Choose the Right Problems to Solve: AI excels at specific tasks like recognizing complex patterns, generating personalized content, automating repetitive work, and supporting human decision-making. Focus on use cases where AI's strengths align with real user needs rather than adding AI for its own sake.
Build Responsibly from Day One: Consider ethical implications early: training data can introduce bias, large models have environmental costs, users deserve transparency about AI-generated content, and data privacy must be protected. These aren't afterthoughts—they're core product decisions.

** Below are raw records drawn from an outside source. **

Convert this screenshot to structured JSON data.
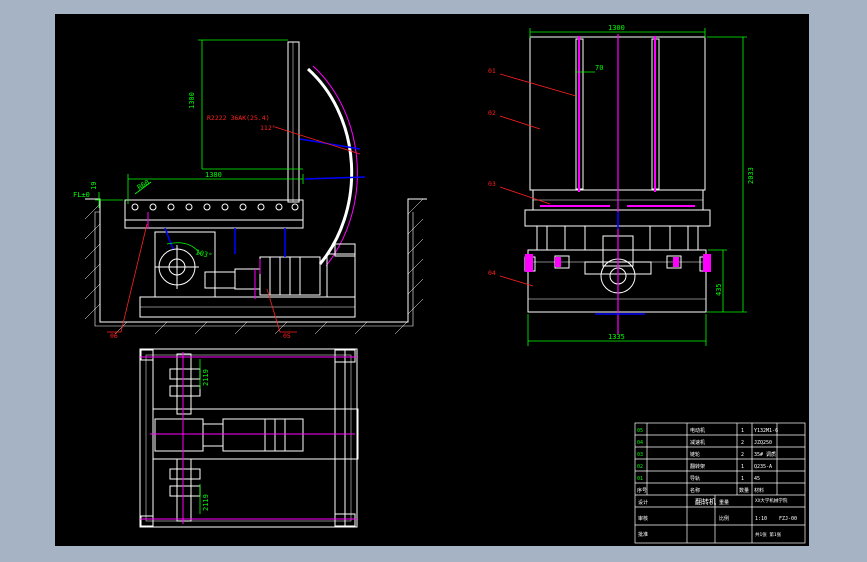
{
  "colors": {
    "bg": "#a6b3c5",
    "canvas": "#000000",
    "outline": "#ffffff",
    "dimension": "#00ff00",
    "annotation": "#ff2020",
    "centerline": "#ff00ff",
    "hydraulic": "#0000ff",
    "yellow": "#ffff00"
  },
  "side_view": {
    "height_dim": "1300",
    "length_dim": "1380",
    "level_label": "FL±0",
    "level_dim": "19",
    "small_dim": "R60",
    "angle_label": "R2222  36AK(25.4)",
    "angle_value": "112°",
    "roller_angle": "103°",
    "callouts": [
      "06",
      "05"
    ]
  },
  "front_view": {
    "width_top": "1300",
    "width_bottom": "1335",
    "height_total": "2033",
    "height_lower": "435",
    "bar_width": "70",
    "callouts": [
      "01",
      "02",
      "03",
      "04"
    ]
  },
  "plan_view": {
    "dim_top": "2119",
    "dim_bottom": "2119"
  },
  "title_block": {
    "parts": [
      {
        "no": "05",
        "name": "电动机",
        "qty": "1",
        "material": "Y132M1-6"
      },
      {
        "no": "04",
        "name": "减速机",
        "qty": "2",
        "material": "JZQ250"
      },
      {
        "no": "03",
        "name": "链轮",
        "qty": "2",
        "material": "35# 调质"
      },
      {
        "no": "02",
        "name": "翻转架",
        "qty": "1",
        "material": "Q235-A"
      },
      {
        "no": "01",
        "name": "导轨",
        "qty": "1",
        "material": "45"
      },
      {
        "no": "序号",
        "name": "名称",
        "qty": "数量",
        "material": "材料"
      }
    ],
    "drawing_title": "翻转机",
    "school": "XX大学机械学院",
    "scale": "1:10",
    "sheet": "共1张 第1张",
    "drawn_by": "设计",
    "checked_by": "审核",
    "approved_by": "批准",
    "drawing_no": "FZJ-00",
    "weight": "重量",
    "ratio": "比例"
  }
}
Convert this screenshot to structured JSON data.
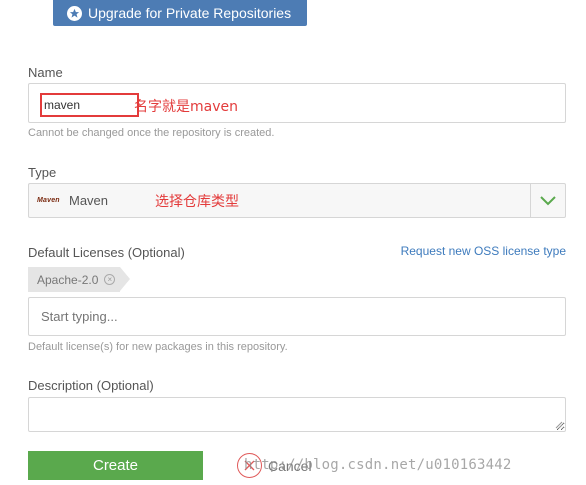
{
  "header": {
    "upgrade_label": "Upgrade for Private Repositories"
  },
  "name": {
    "label": "Name",
    "value": "maven",
    "annotation": "名字就是maven",
    "help": "Cannot be changed once the repository is created."
  },
  "type": {
    "label": "Type",
    "logo_text": "Maven",
    "value": "Maven",
    "annotation": "选择仓库类型"
  },
  "licenses": {
    "label": "Default Licenses (Optional)",
    "request_link": "Request new OSS license type",
    "chips": [
      {
        "label": "Apache-2.0"
      }
    ],
    "placeholder": "Start typing...",
    "help": "Default license(s) for new packages in this repository."
  },
  "description": {
    "label": "Description (Optional)",
    "value": ""
  },
  "actions": {
    "create_label": "Create",
    "cancel_label": "Cancel"
  },
  "watermark": "http://blog.csdn.net/u010163442",
  "colors": {
    "upgrade_bg": "#4d7cb4",
    "create_bg": "#5aa94d",
    "annotation_red": "#e33b3b",
    "link_blue": "#3e7bbd"
  }
}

Start Simple, Scale Smart: You don't need to build the next ChatGPT. Begin by integrating existing AI APIs into specific features, creating small prototypes to test concepts, and designing for human-AI collaboration where each contributes their strengths. The most successful AI products enhance human capabilities rather than replace them.
AI literacy is quickly becoming as fundamental to product management as understanding user research or analytics. By mastering these concepts, you'll be better positioned to lead products that thoughtfully integrate AI capabilities, creating more value for your users and organization.